Was macht Schubert-BMW-Pilot Sheldon van der Linde am Lausitzring (1. Freies Training am Freitag, 20. Mai, ab 11:15 Uhr - live auf ran.de) so stark? Der 23-jährige Südafrikaner hat nicht nur dieses Jahr eine Pole und Siege in beiden DTM-Rennen geholt, sondern ergatterte auf der ehemaligen IndyCar-Anlage in Klettwitz schon 2020 seinen ersten DTM-Podestplatz und stand auch im Vorjahr auf der Poleposition und sammelte Führungskilometer.

"Der Lausitzring war schon immer gut zu mir, und mir gelingt es hier, jedes Jahr zu performen", freut sich der jüngere Bruder von Abt-Audi-Pilot Kelvin van der Linde. Auf die Frage von 'Motorsport-Total.com', woran das liegt, zuckt er aber nur mit den Schultern.

"Ich habe leider nicht die perfekte Antwort auf diese Frage", antwortet der neue "Mr.
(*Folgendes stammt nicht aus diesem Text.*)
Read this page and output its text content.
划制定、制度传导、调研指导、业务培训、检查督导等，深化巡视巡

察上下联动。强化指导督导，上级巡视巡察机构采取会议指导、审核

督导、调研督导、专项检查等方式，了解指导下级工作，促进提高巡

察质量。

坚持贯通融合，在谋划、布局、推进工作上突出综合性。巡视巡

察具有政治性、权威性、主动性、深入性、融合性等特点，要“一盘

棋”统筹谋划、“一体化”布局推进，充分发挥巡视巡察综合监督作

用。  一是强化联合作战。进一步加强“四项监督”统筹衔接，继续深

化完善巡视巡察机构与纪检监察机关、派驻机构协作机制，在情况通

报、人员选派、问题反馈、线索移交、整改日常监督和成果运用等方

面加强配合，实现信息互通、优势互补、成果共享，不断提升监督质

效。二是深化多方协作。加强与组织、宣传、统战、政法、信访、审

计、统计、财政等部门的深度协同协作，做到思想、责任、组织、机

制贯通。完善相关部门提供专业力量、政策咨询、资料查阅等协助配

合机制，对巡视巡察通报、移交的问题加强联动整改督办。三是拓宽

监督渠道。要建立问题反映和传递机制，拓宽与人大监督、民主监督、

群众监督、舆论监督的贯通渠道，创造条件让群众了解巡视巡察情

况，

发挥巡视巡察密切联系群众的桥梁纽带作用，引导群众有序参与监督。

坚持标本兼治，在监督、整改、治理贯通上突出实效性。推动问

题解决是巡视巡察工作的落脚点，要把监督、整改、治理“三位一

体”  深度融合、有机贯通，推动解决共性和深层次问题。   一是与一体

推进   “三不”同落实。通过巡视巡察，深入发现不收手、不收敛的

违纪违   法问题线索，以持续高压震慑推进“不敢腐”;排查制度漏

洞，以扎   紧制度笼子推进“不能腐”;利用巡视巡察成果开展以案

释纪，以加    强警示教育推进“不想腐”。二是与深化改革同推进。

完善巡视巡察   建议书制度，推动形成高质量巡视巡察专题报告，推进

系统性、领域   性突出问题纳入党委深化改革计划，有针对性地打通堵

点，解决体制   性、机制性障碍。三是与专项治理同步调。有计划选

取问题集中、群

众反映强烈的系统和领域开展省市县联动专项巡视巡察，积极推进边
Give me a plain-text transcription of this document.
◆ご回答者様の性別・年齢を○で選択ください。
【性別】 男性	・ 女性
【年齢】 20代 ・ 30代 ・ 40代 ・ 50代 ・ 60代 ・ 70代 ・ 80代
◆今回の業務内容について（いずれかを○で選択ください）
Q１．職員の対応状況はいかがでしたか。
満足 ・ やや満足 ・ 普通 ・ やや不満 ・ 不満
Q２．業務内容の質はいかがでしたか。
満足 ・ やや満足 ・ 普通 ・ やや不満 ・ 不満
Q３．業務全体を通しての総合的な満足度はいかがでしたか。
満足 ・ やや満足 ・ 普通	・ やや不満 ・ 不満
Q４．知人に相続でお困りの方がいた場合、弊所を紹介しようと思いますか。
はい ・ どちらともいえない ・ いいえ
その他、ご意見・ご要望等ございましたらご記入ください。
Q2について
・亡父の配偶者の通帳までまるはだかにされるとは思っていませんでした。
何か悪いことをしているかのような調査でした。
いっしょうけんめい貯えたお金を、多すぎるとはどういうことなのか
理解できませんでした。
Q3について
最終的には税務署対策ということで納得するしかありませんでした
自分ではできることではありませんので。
Lausitzring". "Ich weiß es nicht, ich kann es echt nicht sagen. Und selbst wenn ich es wüsste, würde ich wahrscheinlich meine Geheimnisse nicht preisgeben."

"Der Lausitzring ist keine meiner Lieblingsstrecken"

Interessant ist, dass der Lausitzring nicht einmal zu van der Lindes absoluten Favoriten - seine Nummer 1 ist die Nürburgring-Nordschleife - zählt. "Der Lausitzring ist keine meiner Lieblingsstrecken, aber ich kann auch nichts schlechtes über die Strecke sagen, da sie immer gut zu mir war", sagt er.

Nur am BMW M4 GT3 kann es aber auch nicht liegen, dass van der Linde auf dem Kurs, der eine Mischung aus der rund 240 km/h schnellen Steilkurve Turn 1, den langen Geraden und dem kurvigen Infield und vielen Bodenwellen darstellt, auch der hohe Topspeed und die aerodynamische Stabilität zum Boliden passt.

Teamkollege Eng: "Besonders stark in Turn 1"

Denn seine BMW-Markenkollegen fuhren dieses Wochenende keinen Podestplatz ein. "Er fährt hier wirklich gut", sagt Schubert-Teamkollege Philipp Eng über den nun in der Gesamtwertung führenden van der Linde. "Es gefällt ihm hier und er ist besonders stark in Turn 1", fällt dem Österreicher auf. 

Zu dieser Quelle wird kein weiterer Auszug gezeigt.